There are so many dreams and visions that the Lord has put
on my heart, and I can be so impatient with waiting for them to come true that
I forget to enjoy the moments that I have because I am waiting for the moments
that I want to come. I have always had that kind of impatience, even before I
was born again when the dreams were much smaller and the visions much simpler.
I remember one summer before I was moving to New York, when I had the
opportunity to be a counselor at what had been my favorite summer camp for chamber music, which meant that I had a scholarship to go for free. After that I
was teaching at a private summer school, making some much needed money so that I
could make the move. The summer camp was in the White Mountains of New
Hampshire, one of the best vacation spots in the North East, and as a counselor
I’d have much more freedom and opportunity than I ever had as a younger camper –
and it would cost me nothing to be there, in a place where I loved to be, doing
something I loved to do. The private school was a very wealthy one, and I was
teaching language and literature, two of my favorite subjects, and I was an
associate teacher so the job was not hard at all. We had all kinds of lavish faculty
parties and special events with shrimp cocktail and other delicious food all
the time. Both opportunities were gifts, but I couldn’t wait to go to New York,
and I felt restless and impatient and dissatisfied the entire time. Now that I
have dealt with some real problems in my life, I wonder how I would respond to
those places were I to go back there again in time.

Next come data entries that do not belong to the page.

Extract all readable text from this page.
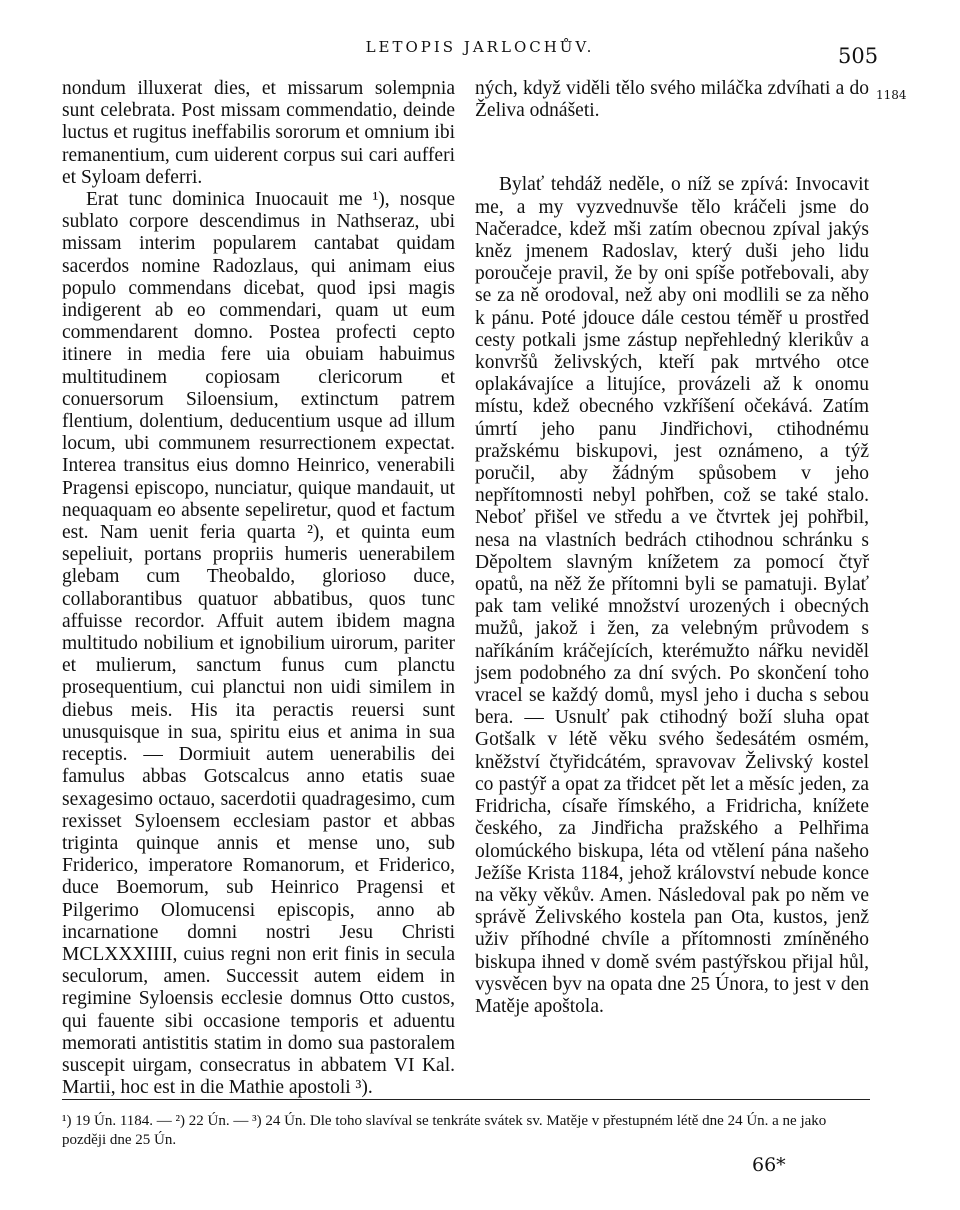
LETOPIS JARLOCHŮV.	505

nondum illuxerat dies, et missarum solempnia sunt celebrata. Post missam commendatio, deinde luctus et rugitus ineffabilis sororum et omnium ibi remanentium, cum uiderent corpus sui cari aufferi et Syloam deferri.

Erat tunc dominica Inuocauit me ¹), nosque sublato corpore descendimus in Nathseraz, ubi missam interim popularem cantabat quidam sacerdos nomine Radozlaus, qui animam eius populo commendans dicebat, quod ipsi magis indigerent ab eo commendari, quam ut eum commendarent domno. Postea profecti cepto itinere in media fere uia obuiam habuimus multitudinem copiosam clericorum et conuersorum Siloensium, extinctum patrem flentium, dolentium, deducentium usque ad illum locum, ubi communem resurrectionem expectat. Interea transitus eius domno Heinrico, venerabili Pragensi episcopo, nunciatur, quique mandauit, ut nequaquam eo absente sepeliretur, quod et factum est. Nam uenit feria quarta ²), et quinta eum sepeliuit, portans propriis humeris uenerabilem glebam cum Theobaldo, glorioso duce, collaborantibus quatuor abbatibus, quos tunc affuisse recordor. Affuit autem ibidem magna multitudo nobilium et ignobilium uirorum, pariter et mulierum, sanctum funus cum planctu prosequentium, cui planctui non uidi similem in diebus meis. His ita peractis reuersi sunt unusquisque in sua, spiritu eius et anima in sua receptis. — Dormiuit autem uenerabilis dei famulus abbas Gotscalcus anno etatis suae sexagesimo octauo, sacerdotii quadragesimo, cum rexisset Syloensem ecclesiam pastor et abbas triginta quinque annis et mense uno, sub Friderico, imperatore Romanorum, et Friderico, duce Boemorum, sub Heinrico Pragensi et Pilgerimo Olomucensi episcopis, anno ab incarnatione domni nostri Jesu Christi MCLXXXIIII, cuius regni non erit finis in secula seculorum, amen. Successit autem eidem in regimine Syloensis ecclesie domnus Otto custos, qui fauente sibi occasione temporis et aduentu memorati antistitis statim in domo sua pastoralem suscepit uirgam, consecratus in abbatem VI Kal. Martii, hoc est in die Mathie apostoli ³).

ných, když viděli tělo svého miláčka zdvíhati a do Želiva odnášeti.

Bylať tehdáž neděle, o níž se zpívá: Invocavit me, a my vyzvednuvše tělo kráčeli jsme do Načeradce, kdež mši zatím obecnou zpíval jakýs kněz jmenem Radoslav, který duši jeho lidu poroučeje pravil, že by oni spíše potřebovali, aby se za ně orodoval, než aby oni modlili se za něho k pánu. Poté jdouce dále cestou téměř u prostřed cesty potkali jsme zástup nepřehledný klerikův a konvršů želivských, kteří pak mrtvého otce oplakávajíce a litujíce, provázeli až k onomu místu, kdež obecného vzkříšení očekává. Zatím úmrtí jeho panu Jindřichovi, ctihodnému pražskému biskupovi, jest oznámeno, a týž poručil, aby žádným spůsobem v jeho nepřítomnosti nebyl pohřben, což se také stalo. Neboť přišel ve středu a ve čtvrtek jej pohřbil, nesa na vlastních bedrách ctihodnou schránku s Děpoltem slavným knížetem za pomocí čtyř opatů, na něž že přítomni byli se pamatuji. Bylať pak tam veliké množství urozených i obecných mužů, jakož i žen, za velebným průvodem s naříkáním kráčejících, kterémužto nářku neviděl jsem podobného za dní svých. Po skončení toho vracel se každý domů, mysl jeho i ducha s sebou bera. — Usnulť pak ctihodný boží sluha opat Gotšalk v létě věku svého šedesátém osmém, kněžství čtyřidcátém, spravovav Želivský kostel co pastýř a opat za třidcet pět let a měsíc jeden, za Fridricha, císaře římského, a Fridricha, knížete českého, za Jindřicha pražského a Pelhřima olomúckého biskupa, léta od vtělení pána našeho Ježíše Krista 1184, jehož království nebude konce na věky věkův. Amen. Následoval pak po něm ve správě Želivského kostela pan Ota, kustos, jenž uživ příhodné chvíle a přítomnosti zmíněného biskupa ihned v domě svém pastýřskou přijal hůl, vysvěcen byv na opata dne 25 Února, to jest v den Matěje apoštola.

1184

¹) 19 Ún. 1184. — ²) 22 Ún. — ³) 24 Ún. Dle toho slavíval se tenkráte svátek sv. Matěje v přestupném létě dne 24 Ún. a ne jako později dne 25 Ún.

66*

I suppose it’s unfair to expect the self that we used to be
to have the understanding of the person we are now. A lot of water has gone
under that bridge that I have walked on. There’s a Bob Dylan song, “My Back
Pages,” that has a line, “Ah but I was so much older then, I’m younger than
that now.” When I just looked it up, I found a blog post called Barry’s Blog, http://blog.westaf.org/2011/07/ah-but-i-was-so-much-older-then-im.html,
that was written by a former Director of the California Arts Council. He uses
the song in a section titled, “The Cycles of Life and the Arts in Keeping Us
Young,” and writes, “Bob Dylan wrote of the phenomenon of how points at certain
of the times of our lives affect how we see things. In one of my favorite of his
poems (songs – but I always thought of him as the Poet Laureate of my
generation) – “My Back Pages” – Dylan lamented the conceit that in the fiery
brand period of our college age youth, we knew it all. The great moral questions
of life were black and white to us at that juncture of our lives – and we knew,
just knew, what was right, what was wrong – about virtually everything in the
world.” He continues in another paragraph, “At some point early on you lose the
childhood innocence and wonder and confusion – the magical place where being
sure of something isn’t all that important – and you become dogmatic and
intractable, and even smug in your outlook. The arrogance of youth knows no
generational exclusivity – it rears its head every generation. It may simply be
a part of growing up.”
As I read Barry’s blog post, I think about Jesus telling us in
Mark 10:15, “Truly I tell you, anyone who will not receive the kingdom of God
like a little child will never enter it.” It is that same wide eyed innocence
and wonder and even the confusion, that same magical place that Barry is
writing about where we have no arrogance, where we just take the information in
and accept it as we receive it with no judgment. When we can have that
innocence and wide eyed wonder, we will not be looking into the future for what
it is that we want that lies ahead, we will instead be looking at the wonder
and magic of the world around us and enjoying each moment as the gift that it
is.
I have written before that since I was born again people
have told me that I look younger all the time. When I was growing up, I always
looked much older than my age. It seems that maybe I am getting to that place
where I can say along with Dylan, “Ah, but I was so much older then, I’m
younger than that now.” I pray with all my heart this is true as I want to live
my life with the kind of wonder and innocence that can wake up each morning and
know that it’s a new day where miracles can happen, and that can be happy just because I'm alive.